David Strickland, who is the Senior Democratic Counsel to the U.S. Senate Subcommittee on Consumer Protection, Product Safety as well as the Committee on Commerce, Science and Education, has been nominated by President Obama to serve as Chief Administrator of the National Highway Traffic Safety Administration (NHTSA).
Strickland, 41, has served as Senior Democratic Counsel on several Congressional committees since August 2001, and is considered within regulatory circles as someone who “knows vehicle safety.”
“Traffic safety is not a partisan issue and solutions are driven by research and data … and David is going to let data and research guide his decisions,” David Kelly, who headed NHTSA under President George W. Bush and is now president of safety consulting firm Storm King Strategies, told FleetOwner.

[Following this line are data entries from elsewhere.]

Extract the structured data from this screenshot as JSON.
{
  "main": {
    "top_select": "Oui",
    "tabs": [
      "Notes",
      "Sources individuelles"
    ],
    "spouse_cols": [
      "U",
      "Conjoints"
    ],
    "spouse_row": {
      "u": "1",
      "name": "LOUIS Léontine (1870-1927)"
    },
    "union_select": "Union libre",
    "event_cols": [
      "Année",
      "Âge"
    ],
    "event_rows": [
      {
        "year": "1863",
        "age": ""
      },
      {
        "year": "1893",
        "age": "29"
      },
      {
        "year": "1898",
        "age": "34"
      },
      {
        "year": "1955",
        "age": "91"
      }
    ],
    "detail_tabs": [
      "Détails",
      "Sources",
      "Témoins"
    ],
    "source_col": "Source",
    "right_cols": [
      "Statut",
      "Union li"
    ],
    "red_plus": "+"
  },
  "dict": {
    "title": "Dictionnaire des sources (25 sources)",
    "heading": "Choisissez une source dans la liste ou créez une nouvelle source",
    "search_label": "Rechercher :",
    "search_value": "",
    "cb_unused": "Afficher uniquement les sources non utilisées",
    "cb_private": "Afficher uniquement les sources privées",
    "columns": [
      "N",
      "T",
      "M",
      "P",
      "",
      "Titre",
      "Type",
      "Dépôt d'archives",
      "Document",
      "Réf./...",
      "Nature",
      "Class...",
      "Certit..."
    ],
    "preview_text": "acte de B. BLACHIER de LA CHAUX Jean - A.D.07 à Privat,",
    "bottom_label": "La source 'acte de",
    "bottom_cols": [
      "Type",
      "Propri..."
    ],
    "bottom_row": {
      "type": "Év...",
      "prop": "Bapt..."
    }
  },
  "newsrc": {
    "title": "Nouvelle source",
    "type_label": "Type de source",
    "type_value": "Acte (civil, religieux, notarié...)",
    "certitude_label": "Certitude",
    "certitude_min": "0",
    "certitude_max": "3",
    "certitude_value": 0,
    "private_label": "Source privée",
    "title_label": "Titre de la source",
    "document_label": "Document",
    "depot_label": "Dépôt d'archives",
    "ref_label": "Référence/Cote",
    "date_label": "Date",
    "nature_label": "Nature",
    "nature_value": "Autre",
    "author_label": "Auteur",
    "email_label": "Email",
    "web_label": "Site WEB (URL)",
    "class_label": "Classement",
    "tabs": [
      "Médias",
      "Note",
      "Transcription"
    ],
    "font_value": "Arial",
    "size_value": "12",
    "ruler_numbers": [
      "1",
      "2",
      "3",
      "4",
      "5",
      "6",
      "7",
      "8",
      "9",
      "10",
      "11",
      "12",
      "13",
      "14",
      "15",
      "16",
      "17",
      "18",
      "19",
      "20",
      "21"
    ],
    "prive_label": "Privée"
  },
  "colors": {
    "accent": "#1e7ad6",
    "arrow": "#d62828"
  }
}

Strickland has worked on a wide variety of regulatory and legislative issues with far-reaching implications for both the automotive and trucking industries, according to The Detroit News, including: the 2005 five-year transportation authorization bill, which included several new auto safety rules, and the 2007 energy bill, which boosted passenger car fuel efficiency standards for the first time since they were created in 1975.
“David will be able to balance NHTSA’s behavior and vehicle mandates effectively,” added Kelly. “He understands the regulatory role the agency plays. He knows the regulatory challenges the trucking industry faces and will bring a balanced perspective to his agency.”
Strickland also draws high marks from the American Trucking Assn. (ATA). "ATA staff has worked with Mr. Strickland on numerous safety issues over the years and have known him to be a tireless advocate for highway safety,” Tim Lynch. senior vp-- federation relations & strategic planning. “He understands our freight transportation systems and we look forward to continuing to work with him to improve safety for all modes."
Though Strickland’s nomination must be confirmed by the Senate, he is expected to face less resistance there from interest groups than the previous nominee, Charles “Chuck” Hurley, CEO of Mothers Against Drunk Driving (MADD).
The Obama administration nominated Hurley – a former naval intelligence officer with 30 years experience with highway safety issues – to head up NHTSA in April, but Hurley withdrew his name from consideration the next month in the face of growing opposition from environmental groups over his work at the Insurance Institute for Highway Safety (IIHS) in the early 1990s. At IIHS, he sided with automakers on the safety impact of downsizing vehicles to increase fuel efficiency.
Strickland already has the support of key Democratic Senators, especially Sen. John D. Rockefeller IV, (D-W.Va.), who chairs the Senate Commerce committee. “I am extremely pleased that President Obama has nominated David to be the head of NHTSA,” said Rockefeller in a statement. “He is well-respected by the members of the Commerce Committee and all of the stakeholders who work with NHTSA.”